A calm voice answered. “Semper Fi Roofing, this is Manny.”
“Manny, it’s Peter. Got a minute?”
45
PETER
They stopped at a car wash near the airport to get the blood off the Escalade’s cracked rear window. They were seven or eight miles south of June’s burned apartment, but the golden shadow still circled overhead, barely visible just below the high clouds, its outline fading in and out of view as the cloud bottoms roiled and shifted. Peter felt the static fizz and pop with the sight of it, and found himself hoping for rain. Maybe it would be less claustrophobic.
After the car wash they found a waterlogged parking lot and smeared mud on the back gate and the floor mats and seats to make sure the rental company cleaned the hell out of the Escalade. It was better than setting it on fire, Peter figured, and less likely to get anyone’s attention.
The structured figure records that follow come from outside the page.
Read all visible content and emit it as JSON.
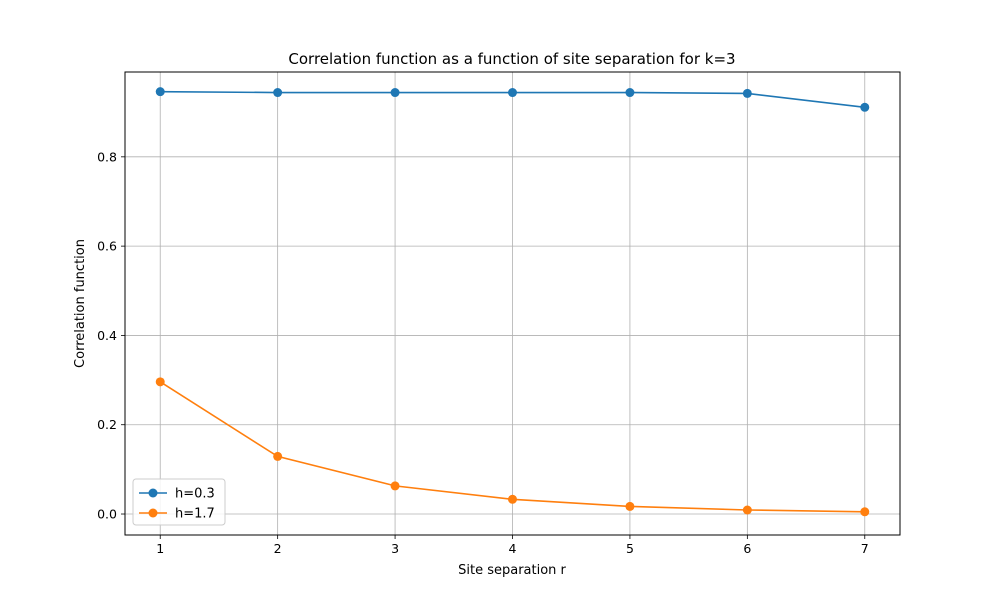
{
  "chart_data": {
    "type": "line",
    "title": "Correlation function as a function of site separation for k=3",
    "xlabel": "Site separation r",
    "ylabel": "Correlation function",
    "x": [
      1,
      2,
      3,
      4,
      5,
      6,
      7
    ],
    "xticks": [
      "1",
      "2",
      "3",
      "4",
      "5",
      "6",
      "7"
    ],
    "yticks": [
      "0.0",
      "0.2",
      "0.4",
      "0.6",
      "0.8"
    ],
    "xlim": [
      0.7,
      7.3
    ],
    "ylim": [
      -0.047,
      0.99
    ],
    "grid": true,
    "legend_position": "lower-left",
    "series": [
      {
        "name": "h=0.3",
        "color": "#1f77b4",
        "values": [
          0.946,
          0.944,
          0.944,
          0.944,
          0.944,
          0.942,
          0.911
        ]
      },
      {
        "name": "h=1.7",
        "color": "#ff7f0e",
        "values": [
          0.296,
          0.129,
          0.063,
          0.033,
          0.017,
          0.009,
          0.005
        ]
      }
    ]
  }
}
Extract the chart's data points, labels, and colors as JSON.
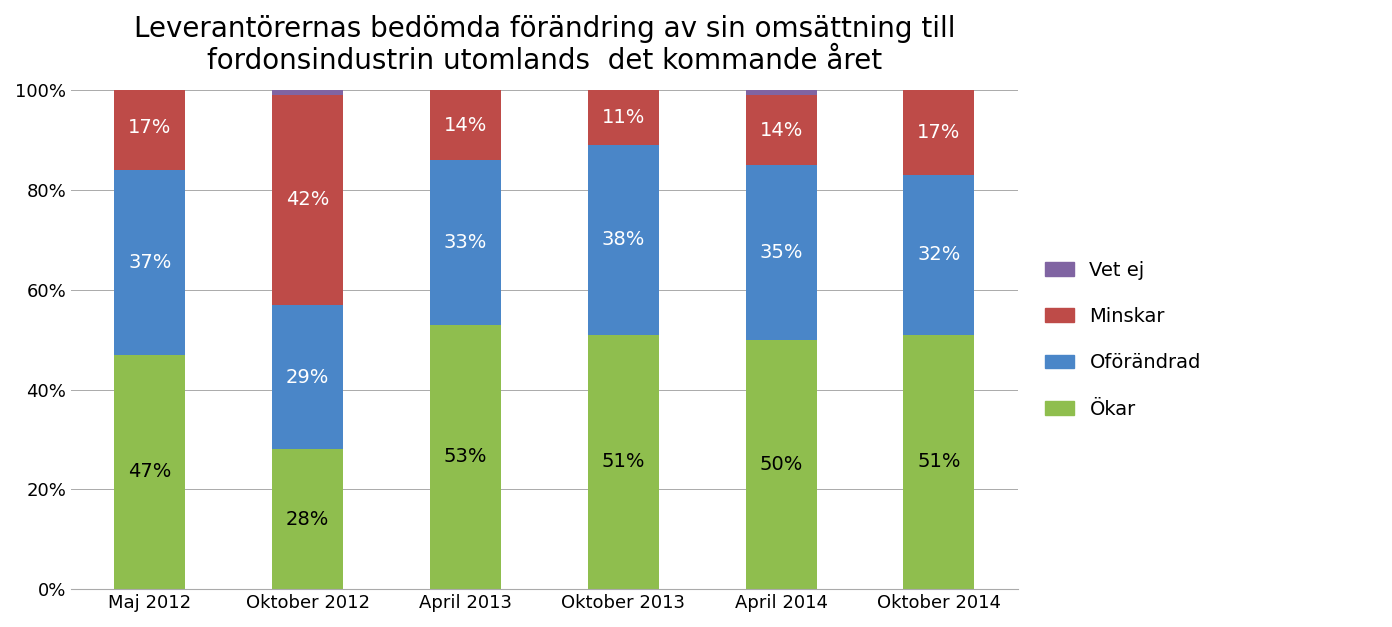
{
  "title": "Leverantörernas bedömda förändring av sin omsättning till\nfordonsindustrin utomlands  det kommande året",
  "categories": [
    "Maj 2012",
    "Oktober 2012",
    "April 2013",
    "Oktober 2013",
    "April 2014",
    "Oktober 2014"
  ],
  "series": {
    "Ökar": [
      47,
      28,
      53,
      51,
      50,
      51
    ],
    "Oförändrad": [
      37,
      29,
      33,
      38,
      35,
      32
    ],
    "Minskar": [
      17,
      42,
      14,
      11,
      14,
      17
    ],
    "Vet ej": [
      0,
      1,
      0,
      0,
      1,
      0
    ]
  },
  "colors": {
    "Ökar": "#8fbe4e",
    "Oförändrad": "#4a86c8",
    "Minskar": "#be4b48",
    "Vet ej": "#8064a2"
  },
  "text_colors": {
    "Ökar": "#000000",
    "Oförändrad": "#ffffff",
    "Minskar": "#ffffff",
    "Vet ej": "#ffffff"
  },
  "legend_order": [
    "Vet ej",
    "Minskar",
    "Oförändrad",
    "Ökar"
  ],
  "ylim": [
    0,
    100
  ],
  "yticks": [
    0,
    20,
    40,
    60,
    80,
    100
  ],
  "ytick_labels": [
    "0%",
    "20%",
    "40%",
    "60%",
    "80%",
    "100%"
  ],
  "title_fontsize": 20,
  "label_fontsize": 14,
  "tick_fontsize": 13,
  "legend_fontsize": 14,
  "bar_width": 0.45,
  "figsize": [
    13.92,
    6.27
  ],
  "dpi": 100,
  "background_color": "#ffffff"
}
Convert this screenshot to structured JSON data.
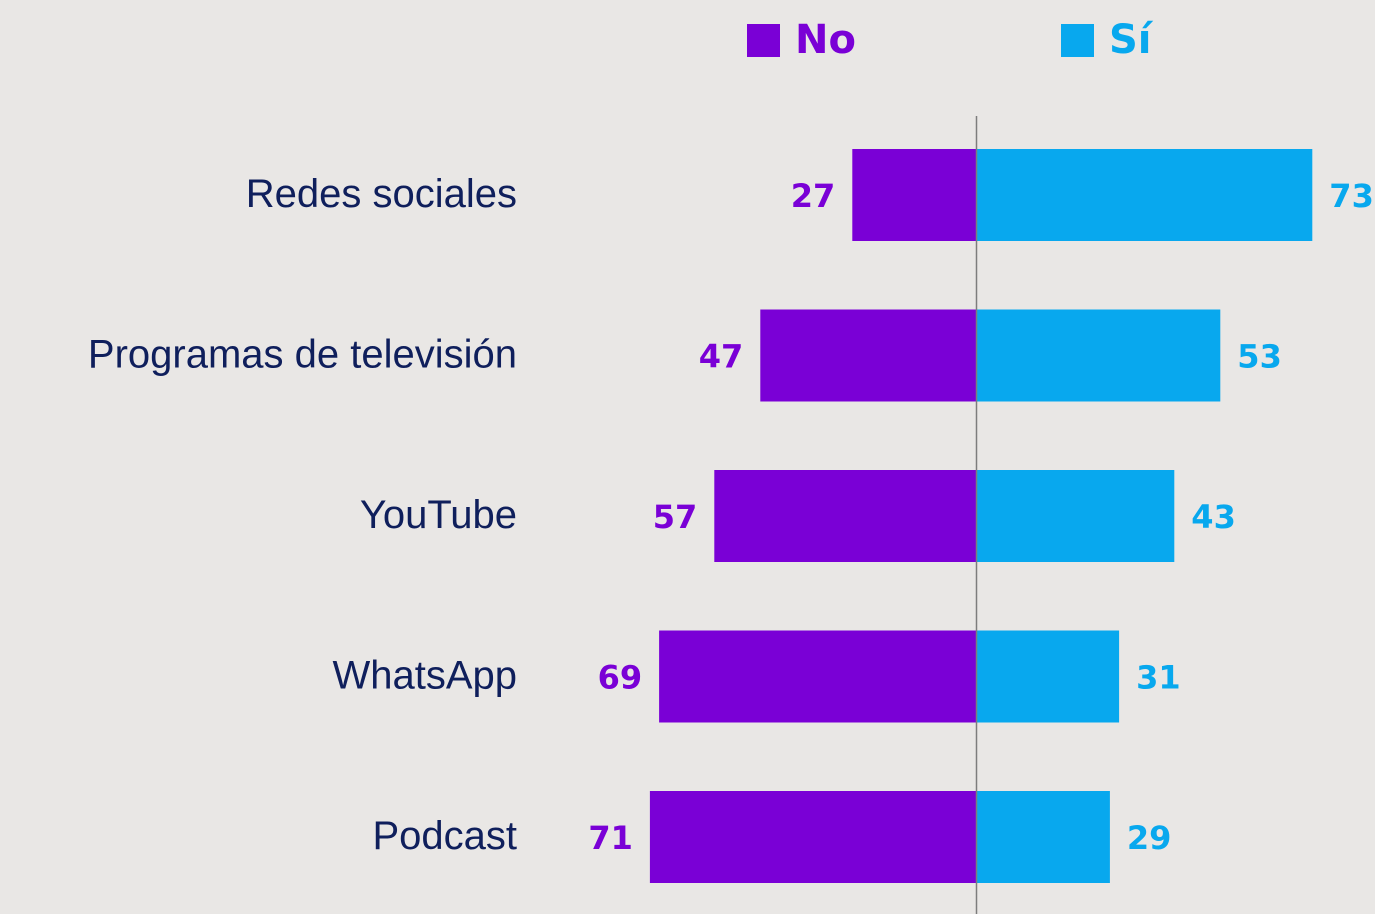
{
  "colors": {
    "no": "#7a00d6",
    "si": "#08a8ee",
    "category_text": "#0f1f5c",
    "axis": "#7d7d7d",
    "background": "#e9e7e5"
  },
  "chart_data": {
    "type": "bar",
    "orientation": "horizontal-diverging",
    "categories": [
      "Redes sociales",
      "Programas de televisión",
      "YouTube",
      "WhatsApp",
      "Podcast"
    ],
    "series": [
      {
        "name": "No",
        "values": [
          27,
          47,
          57,
          69,
          71
        ]
      },
      {
        "name": "Sí",
        "values": [
          73,
          53,
          43,
          31,
          29
        ]
      }
    ],
    "title": "",
    "xlabel": "",
    "ylabel": "",
    "xlim": [
      -100,
      100
    ],
    "grid": false,
    "legend": "top-center",
    "data_labels": true
  }
}
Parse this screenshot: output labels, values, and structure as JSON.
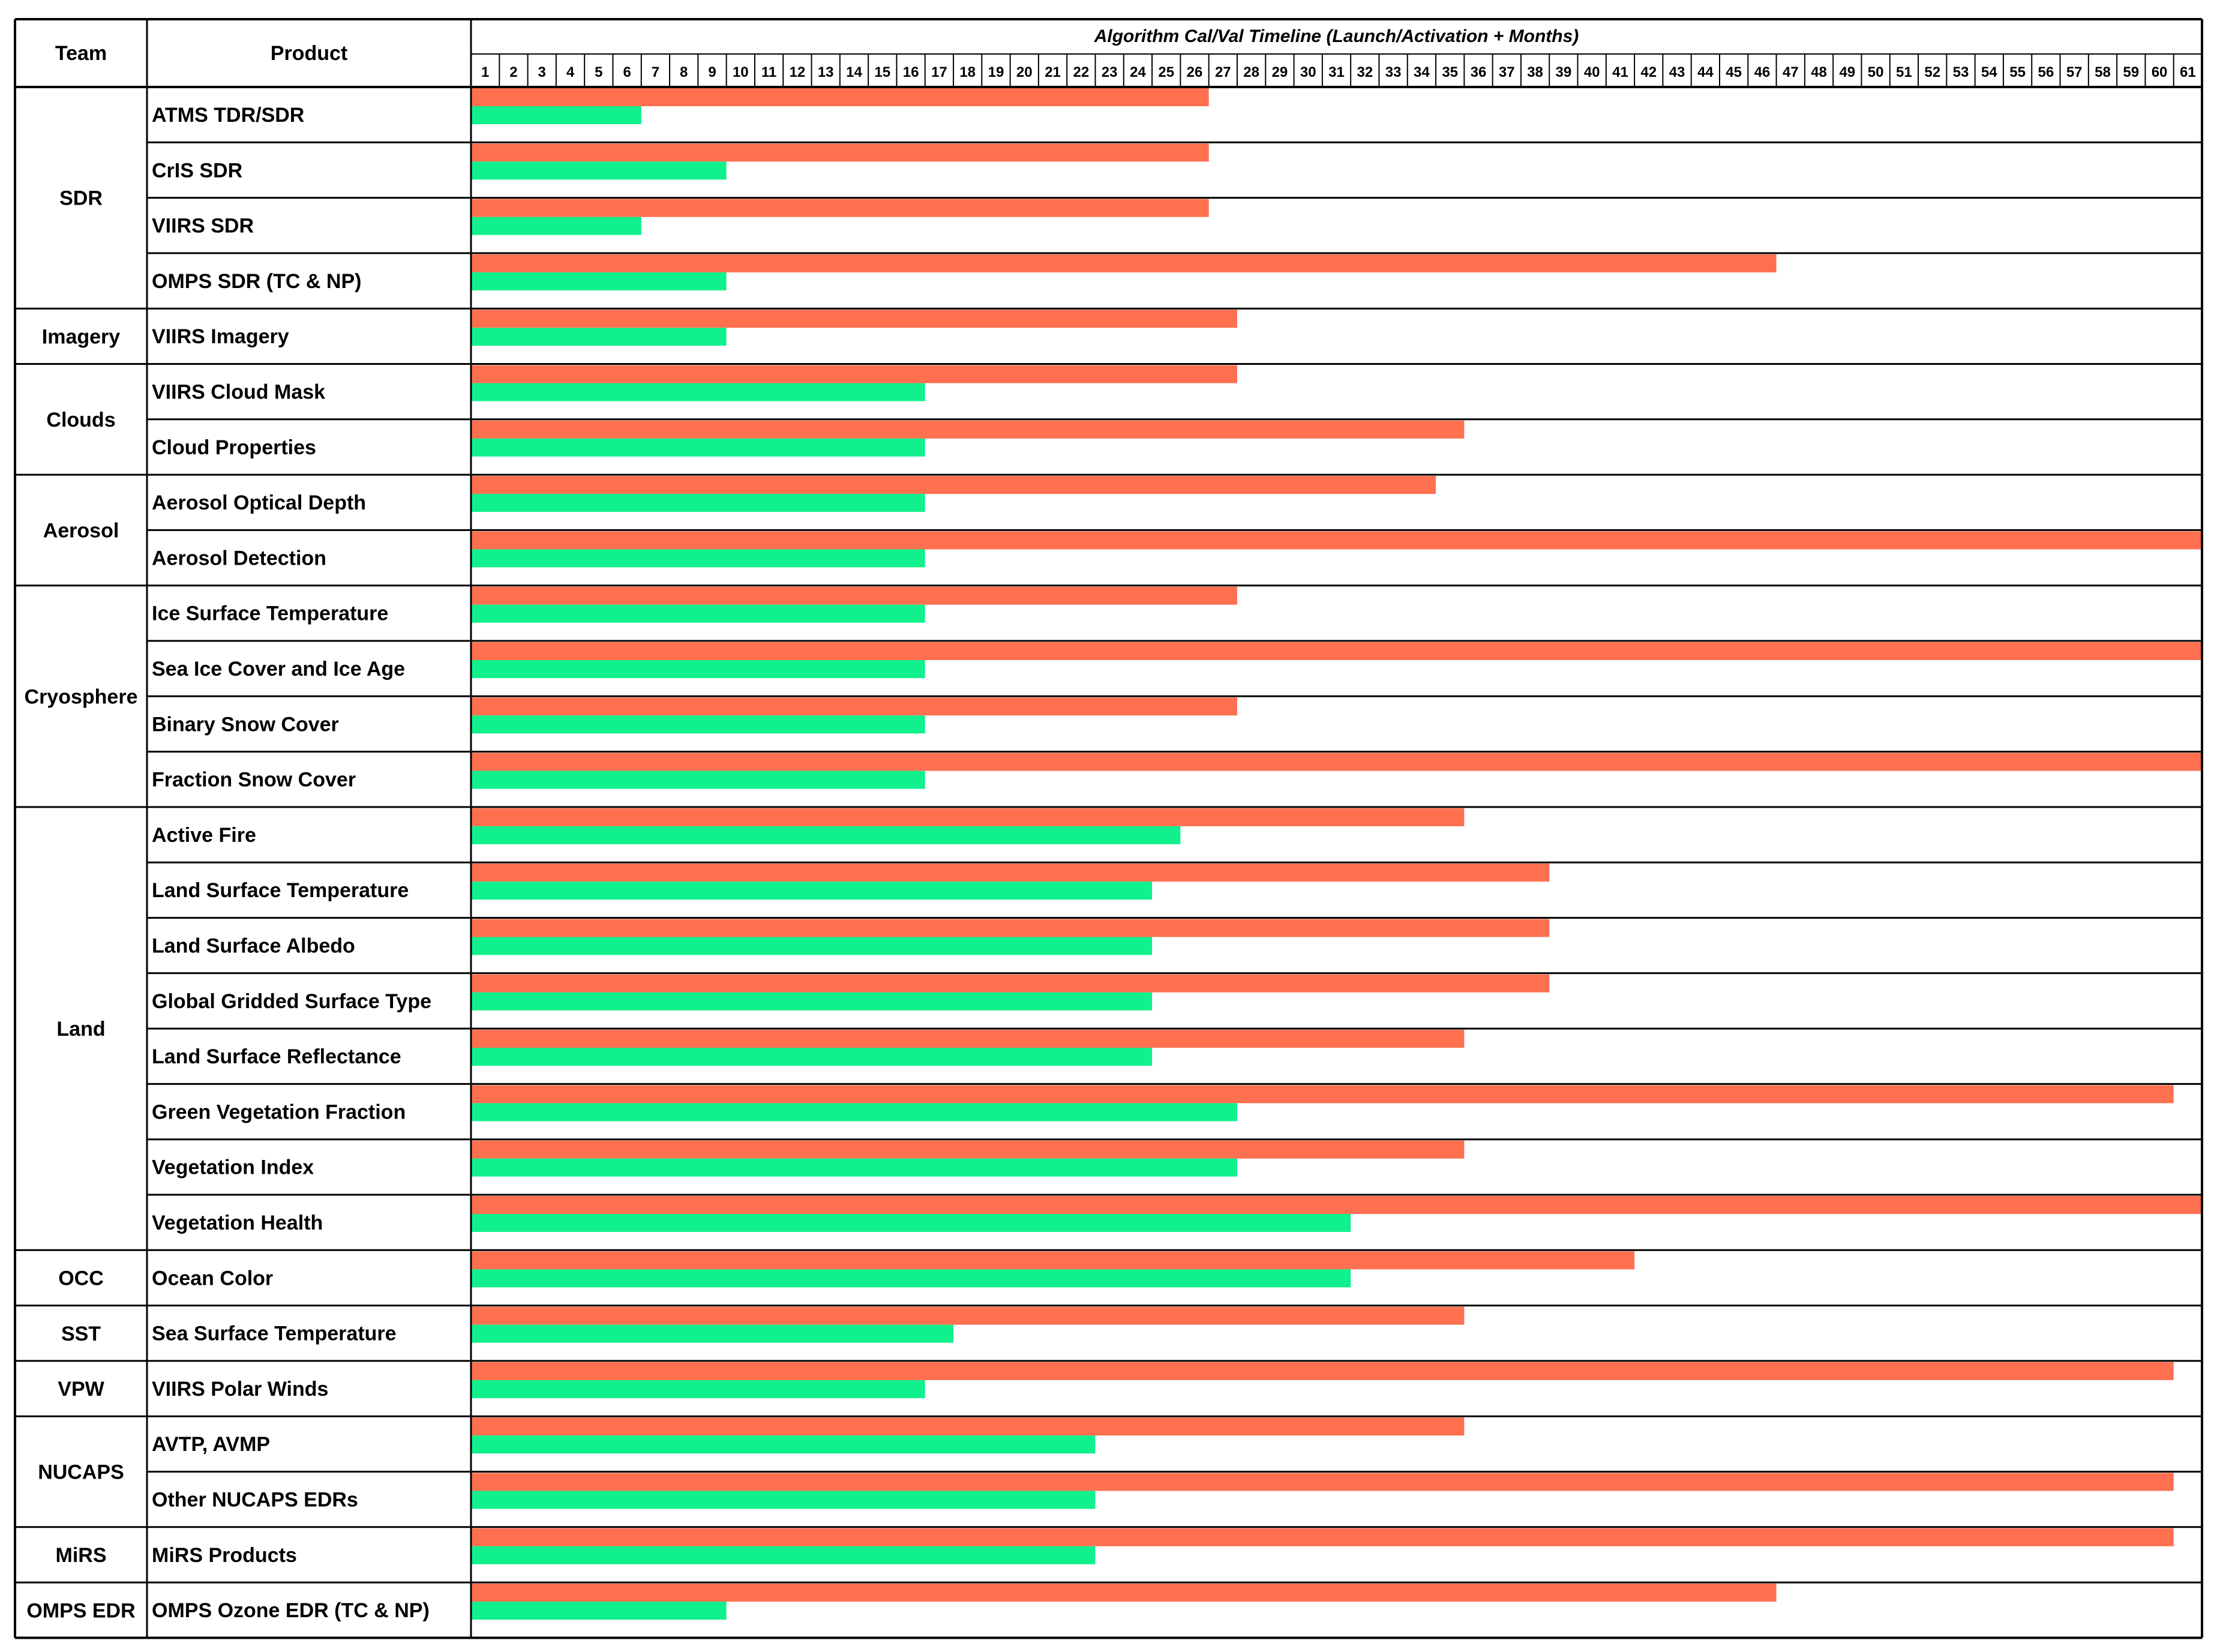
{
  "chart_data": {
    "type": "gantt-bar",
    "title": "Algorithm Cal/Val Timeline (Launch/Activation + Months)",
    "column_headers": {
      "team": "Team",
      "product": "Product"
    },
    "months": [
      1,
      2,
      3,
      4,
      5,
      6,
      7,
      8,
      9,
      10,
      11,
      12,
      13,
      14,
      15,
      16,
      17,
      18,
      19,
      20,
      21,
      22,
      23,
      24,
      25,
      26,
      27,
      28,
      29,
      30,
      31,
      32,
      33,
      34,
      35,
      36,
      37,
      38,
      39,
      40,
      41,
      42,
      43,
      44,
      45,
      46,
      47,
      48,
      49,
      50,
      51,
      52,
      53,
      54,
      55,
      56,
      57,
      58,
      59,
      60,
      61
    ],
    "xlim": [
      0,
      61
    ],
    "colors": {
      "orange": "#FF7050",
      "green": "#10F08C",
      "grid": "#000000"
    },
    "teams": [
      {
        "name": "SDR",
        "products": [
          {
            "name": "ATMS TDR/SDR",
            "orange": 26,
            "green": 6
          },
          {
            "name": "CrIS SDR",
            "orange": 26,
            "green": 9
          },
          {
            "name": "VIIRS SDR",
            "orange": 26,
            "green": 6
          },
          {
            "name": "OMPS SDR (TC & NP)",
            "orange": 46,
            "green": 9
          }
        ]
      },
      {
        "name": "Imagery",
        "products": [
          {
            "name": "VIIRS Imagery",
            "orange": 27,
            "green": 9
          }
        ]
      },
      {
        "name": "Clouds",
        "products": [
          {
            "name": "VIIRS Cloud Mask",
            "orange": 27,
            "green": 16
          },
          {
            "name": "Cloud Properties",
            "orange": 35,
            "green": 16
          }
        ]
      },
      {
        "name": "Aerosol",
        "products": [
          {
            "name": "Aerosol Optical Depth",
            "orange": 34,
            "green": 16
          },
          {
            "name": "Aerosol Detection",
            "orange": 61,
            "green": 16
          }
        ]
      },
      {
        "name": "Cryosphere",
        "products": [
          {
            "name": "Ice Surface Temperature",
            "orange": 27,
            "green": 16
          },
          {
            "name": "Sea Ice Cover and Ice Age",
            "orange": 61,
            "green": 16
          },
          {
            "name": "Binary Snow Cover",
            "orange": 27,
            "green": 16
          },
          {
            "name": "Fraction Snow Cover",
            "orange": 61,
            "green": 16
          }
        ]
      },
      {
        "name": "Land",
        "products": [
          {
            "name": "Active Fire",
            "orange": 35,
            "green": 25
          },
          {
            "name": "Land Surface Temperature",
            "orange": 38,
            "green": 24
          },
          {
            "name": "Land Surface Albedo",
            "orange": 38,
            "green": 24
          },
          {
            "name": "Global Gridded Surface Type",
            "orange": 38,
            "green": 24
          },
          {
            "name": "Land Surface Reflectance",
            "orange": 35,
            "green": 24
          },
          {
            "name": "Green Vegetation Fraction",
            "orange": 60,
            "green": 27
          },
          {
            "name": "Vegetation Index",
            "orange": 35,
            "green": 27
          },
          {
            "name": "Vegetation Health",
            "orange": 61,
            "green": 31
          }
        ]
      },
      {
        "name": "OCC",
        "products": [
          {
            "name": "Ocean Color",
            "orange": 41,
            "green": 31
          }
        ]
      },
      {
        "name": "SST",
        "products": [
          {
            "name": "Sea Surface Temperature",
            "orange": 35,
            "green": 17
          }
        ]
      },
      {
        "name": "VPW",
        "products": [
          {
            "name": "VIIRS Polar Winds",
            "orange": 60,
            "green": 16
          }
        ]
      },
      {
        "name": "NUCAPS",
        "products": [
          {
            "name": "AVTP, AVMP",
            "orange": 35,
            "green": 22
          },
          {
            "name": "Other NUCAPS EDRs",
            "orange": 60,
            "green": 22
          }
        ]
      },
      {
        "name": "MiRS",
        "products": [
          {
            "name": "MiRS Products",
            "orange": 60,
            "green": 22
          }
        ]
      },
      {
        "name": "OMPS EDR",
        "products": [
          {
            "name": "OMPS Ozone EDR (TC & NP)",
            "orange": 46,
            "green": 9
          }
        ]
      }
    ]
  }
}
They left the SUV at the rental drop inside the Seattle airport parking structure, then walked over the pedestrian bridge to the rental desks by the luggage carousels, where Lewis arranged for a white Dodge Caravan using a driver’s license and credit card in another name, as if he’d just stepped off a plane with the rest of the tourists. They walked back over the bridge to the structure, picked up the van, transferred their gear from the Escalade, then joined the long stream of anonymous cars flowing down the spiral exit ramps to the highway.